Zaghloul Nahla, Singh Neel Kamal, Xu Weihuang, Lagnese Kaitlyn, Sura Livia, Roig Juan Carlos, Albayram Mehmet, Rajderkar Dhanashree, Wynn James L, Zare Alina, Weiss Michael D
Division of Neonatology, Department of Pediatrics, University of Florida, Gainesville, FL, United States.
Department of Electrical and Computer Engineering, University of Florida, Gainesville, FL, United States.
Front Pediatr. 2025 Aug 29;13:1617155. doi: 10.3389/fped.2025.1617155. eCollection 2025.
Neonatal encephalopathy (NE) is a significant cause of neurodevelopmental impairment, with therapeutic hypothermia (TH) being the current standard of care for mitigating brain injury in affected neonates. Despite advances, there is a critical need for early, reliable biomarkers that can predict brain injury severity and long-term outcomes, particularly during the 72-h hypothermia window. This study explores the potential of digital biomarkers derived from continuous bedside physiologic monitoring to predict MRI-confirmed brain injury in neonates with NE.

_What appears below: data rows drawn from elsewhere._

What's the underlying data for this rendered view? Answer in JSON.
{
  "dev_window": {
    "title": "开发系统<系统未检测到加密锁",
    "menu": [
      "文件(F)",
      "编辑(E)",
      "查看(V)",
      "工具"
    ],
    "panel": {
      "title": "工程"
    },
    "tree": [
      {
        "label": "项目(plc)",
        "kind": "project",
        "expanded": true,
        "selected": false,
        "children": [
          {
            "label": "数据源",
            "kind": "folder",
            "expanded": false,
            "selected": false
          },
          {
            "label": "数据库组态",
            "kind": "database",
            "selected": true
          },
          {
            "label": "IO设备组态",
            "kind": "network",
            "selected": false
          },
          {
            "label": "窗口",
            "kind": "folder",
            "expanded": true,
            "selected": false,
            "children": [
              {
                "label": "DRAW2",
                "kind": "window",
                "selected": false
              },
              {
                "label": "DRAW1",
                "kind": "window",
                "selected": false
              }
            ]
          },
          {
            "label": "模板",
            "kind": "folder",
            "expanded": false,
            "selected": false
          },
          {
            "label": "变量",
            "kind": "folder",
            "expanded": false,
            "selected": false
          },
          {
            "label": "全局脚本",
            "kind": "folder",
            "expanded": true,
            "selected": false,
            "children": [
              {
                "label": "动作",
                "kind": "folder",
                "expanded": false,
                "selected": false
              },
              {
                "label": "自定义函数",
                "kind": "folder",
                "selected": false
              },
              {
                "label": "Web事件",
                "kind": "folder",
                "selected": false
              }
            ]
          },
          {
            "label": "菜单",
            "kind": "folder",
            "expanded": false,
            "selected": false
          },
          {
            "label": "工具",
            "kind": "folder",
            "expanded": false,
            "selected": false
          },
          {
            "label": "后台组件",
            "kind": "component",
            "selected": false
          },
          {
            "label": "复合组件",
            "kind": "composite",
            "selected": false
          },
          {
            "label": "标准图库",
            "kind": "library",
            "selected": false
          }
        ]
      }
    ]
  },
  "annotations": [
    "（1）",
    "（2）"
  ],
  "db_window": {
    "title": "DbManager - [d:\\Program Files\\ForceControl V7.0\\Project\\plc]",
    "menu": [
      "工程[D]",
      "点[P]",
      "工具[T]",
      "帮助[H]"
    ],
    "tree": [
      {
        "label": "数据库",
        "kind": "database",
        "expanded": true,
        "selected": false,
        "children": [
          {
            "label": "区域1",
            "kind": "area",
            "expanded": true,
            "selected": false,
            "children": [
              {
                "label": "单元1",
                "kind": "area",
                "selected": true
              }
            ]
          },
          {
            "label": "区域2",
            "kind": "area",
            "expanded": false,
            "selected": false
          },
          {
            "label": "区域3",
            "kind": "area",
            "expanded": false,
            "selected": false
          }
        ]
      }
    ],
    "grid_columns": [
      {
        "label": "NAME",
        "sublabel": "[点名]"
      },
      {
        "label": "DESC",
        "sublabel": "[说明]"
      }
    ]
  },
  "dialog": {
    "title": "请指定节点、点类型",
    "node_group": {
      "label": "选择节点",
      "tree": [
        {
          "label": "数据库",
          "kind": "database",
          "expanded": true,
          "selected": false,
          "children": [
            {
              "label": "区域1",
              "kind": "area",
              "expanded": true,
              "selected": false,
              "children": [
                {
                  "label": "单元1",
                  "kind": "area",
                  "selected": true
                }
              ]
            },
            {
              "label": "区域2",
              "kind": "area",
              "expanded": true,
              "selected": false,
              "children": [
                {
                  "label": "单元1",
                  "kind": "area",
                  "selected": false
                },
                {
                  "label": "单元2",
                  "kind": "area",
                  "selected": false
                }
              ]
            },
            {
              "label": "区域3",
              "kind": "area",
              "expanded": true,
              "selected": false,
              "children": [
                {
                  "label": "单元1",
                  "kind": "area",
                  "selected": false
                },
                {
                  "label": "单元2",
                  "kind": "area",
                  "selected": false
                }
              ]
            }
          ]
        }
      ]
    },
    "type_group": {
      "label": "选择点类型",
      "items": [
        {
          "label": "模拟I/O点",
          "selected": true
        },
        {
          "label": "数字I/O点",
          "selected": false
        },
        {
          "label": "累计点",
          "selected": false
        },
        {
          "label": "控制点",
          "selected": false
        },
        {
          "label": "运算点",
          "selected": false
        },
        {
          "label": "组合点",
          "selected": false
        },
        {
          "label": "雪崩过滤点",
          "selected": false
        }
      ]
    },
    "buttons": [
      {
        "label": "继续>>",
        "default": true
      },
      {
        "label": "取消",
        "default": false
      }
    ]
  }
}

We collected continuous physiologic data from 138 neonates undergoing TH, including heart rate, systemic oxygen saturation (SpO₂), cerebral oxygen saturation (rcSO₂), systolic and diastolic blood pressure, and mean arterial pressure (MAP). Using a Long Short-Term Memory (LSTM) neural network, we developed predictive models to classify neonates into no/mild or moderate/severe brain injury groups based on MRI findings. Model performance was evaluated at 24 and 48 h of data collection. An ablation study was conducted to assess the relative importance of individual biomarkers.
Seventy-three neonates (52.9%) were classified as having moderate/severe injury, while 65 neonates (47.1%) had no/mild injury on MRI. The predictive accuracy of the LSTM model improved significantly with extended data duration, achieving an accuracy of 91.2% at 48 h compared to 84.6% at 24 h. The ablation study identified heart rate as the most significant biomarker, whereas rcSO₂ trends showed potential but did not consistently contribute to prediction accuracy in later models.
Our study highlights the potential of digital biomarkers in predicting brain injury severity during the therapeutic hypothermia window. Machine learning models, such as LSTM networks, offer an opportunity for real-time prediction and risk stratification, ultimately enhancing clinical decision-making and neuroprotective strategies in neonates with NE. Future studies will focus on integrating real-time data capture and improving predictive accuracy.
新生儿脑病(NE)是神经发育障碍的一个重要原因,治疗性低温(TH)是目前减轻受影响新生儿脑损伤的标准治疗方法。尽管取得了进展,但迫切需要早期、可靠的生物标志物来预测脑损伤的严重程度和长期预后,尤其是在72小时低温治疗期间。本研究探讨了源自床边连续生理监测的数字生物标志物预测NE新生儿MRI确诊脑损伤的潜力。
我们收集了138例接受TH治疗的新生儿的连续生理数据,包括心率、全身氧饱和度(SpO₂)、脑氧饱和度(rcSO₂)、收缩压和舒张压以及平均动脉压(MAP)。使用长短期记忆(LSTM)神经网络,我们开发了预测模型,根据MRI结果将新生儿分为无/轻度或中度/重度脑损伤组。在数据收集的24小时和48小时评估模型性能。进行了一项消融研究以评估个体生物标志物的相对重要性。
73例新生儿(52.9%)被分类为中度/重度损伤,而65例新生儿(47.1%)MRI显示无/轻度损伤。随着数据持续时间的延长,LSTM模型的预测准确性显著提高,48小时时的准确率为91.2%,而24小时时为84.6%。消融研究确定心率是最显著的生物标志物,而rcSO₂趋势显示出潜力,但在后期模型中对预测准确性的贡献并不一致。
我们的研究突出了数字生物标志物在预测治疗性低温期间脑损伤严重程度方面的潜力。机器学习模型,如LSTM网络,为实时预测和风险分层提供了机会,最终增强了NE新生儿的临床决策和神经保护策略。未来的研究将集中于整合实时数据采集并提高预测准确性。